What is a Court of Protection Deputy?
A deputy is a person appointed by the Court of Protection to make help make decisions for a person who is unable to do so on their own.
Who can be appointed Deputy by the Court of Protection?
The person appointed as Court of Protection deputy is often a family member of the person who needs help making decisions. Sometimes a family member. A Court of Protection deputy could also be a professional, such as an accountant or a solicitor or a local authority employee, all of whom are professionals and will need to be paid. A deputy cannot be under 18.

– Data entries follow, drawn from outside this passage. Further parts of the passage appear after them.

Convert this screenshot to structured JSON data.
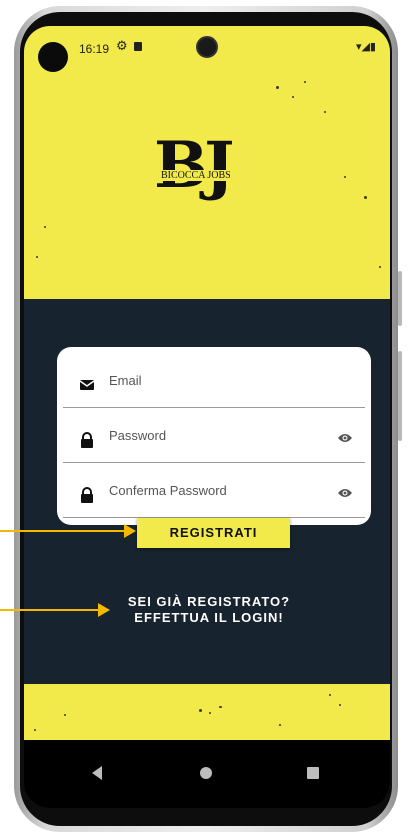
{
  "status_bar": {
    "time": "16:19",
    "icons": [
      "gear-icon",
      "sd-card-icon"
    ],
    "system_icons_text": "▾◢▮"
  },
  "logo": {
    "big_text": "BJ",
    "small_text": "BICOCCA JOBS"
  },
  "form": {
    "email_placeholder": "Email",
    "password_placeholder": "Password",
    "confirm_password_placeholder": "Conferma Password"
  },
  "register_button_label": "REGISTRATI",
  "login_link": {
    "line1": "SEI GIÀ REGISTRATO?",
    "line2": "EFFETTUA IL LOGIN!"
  },
  "colors": {
    "accent_yellow": "#f2ea4a",
    "background_dark": "#17232e",
    "arrow_orange": "#f5b800"
  }
}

The decision as to who will be appointed as a deputy is made by the Court of Protection who may need to sift the claims and counter claims of people fighting over who should be appointed. The process is not quick, and can be very expensive if there is a fight. As the Court of Protection will not know who family really are, they can only make a judgement on the information they receive. The only sensible course is to make Lasting Powers of Attorney well in advance, rather than wait until you need to become a Court of Protection Deputy.
How can you apply to become a Court of Protection deputy?

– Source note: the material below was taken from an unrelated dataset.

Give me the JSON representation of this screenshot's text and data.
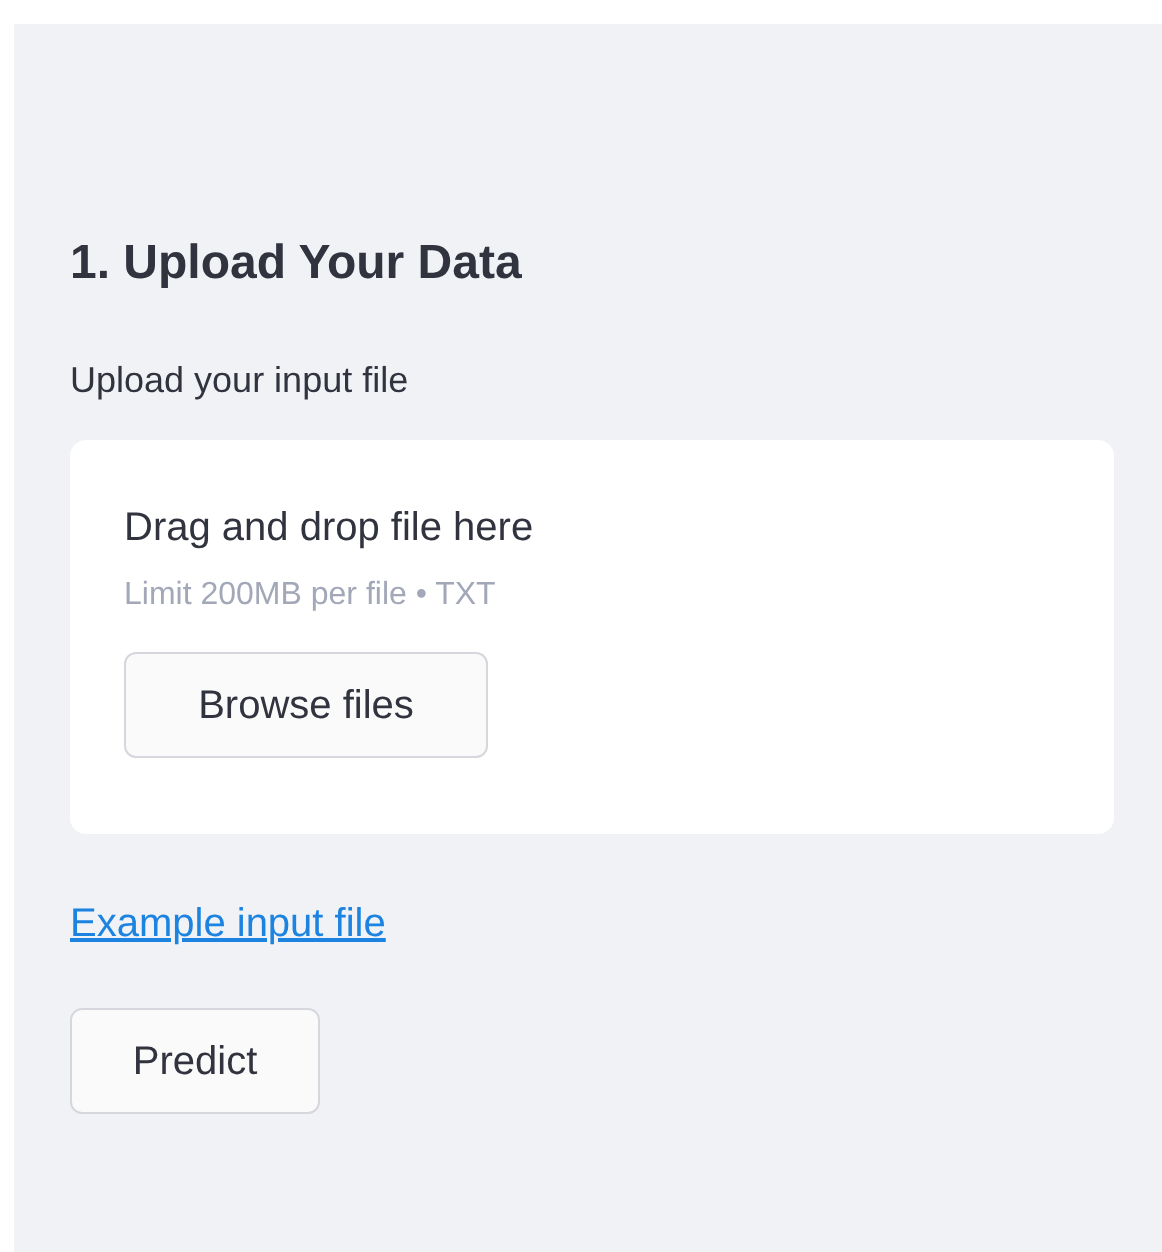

The Court of Protection appoint deputies: you apply to or are appointed by the Court of Protection to become someone’s deputy. You can become:
- a deputy appointed to manage property and affairs.
- a deputy appointed to look after personal welfare.
If you are accepted by the Court of Protection, they will send you a Court Order appointing you as a Court of Protection deputy. The order will explain what decisions you are legally allowed to make for they person you have been appointed as deputy for.
The limits of your authority are decided by the Court of Protection based on the other person’s needs and could include making decisions about money and healthcare.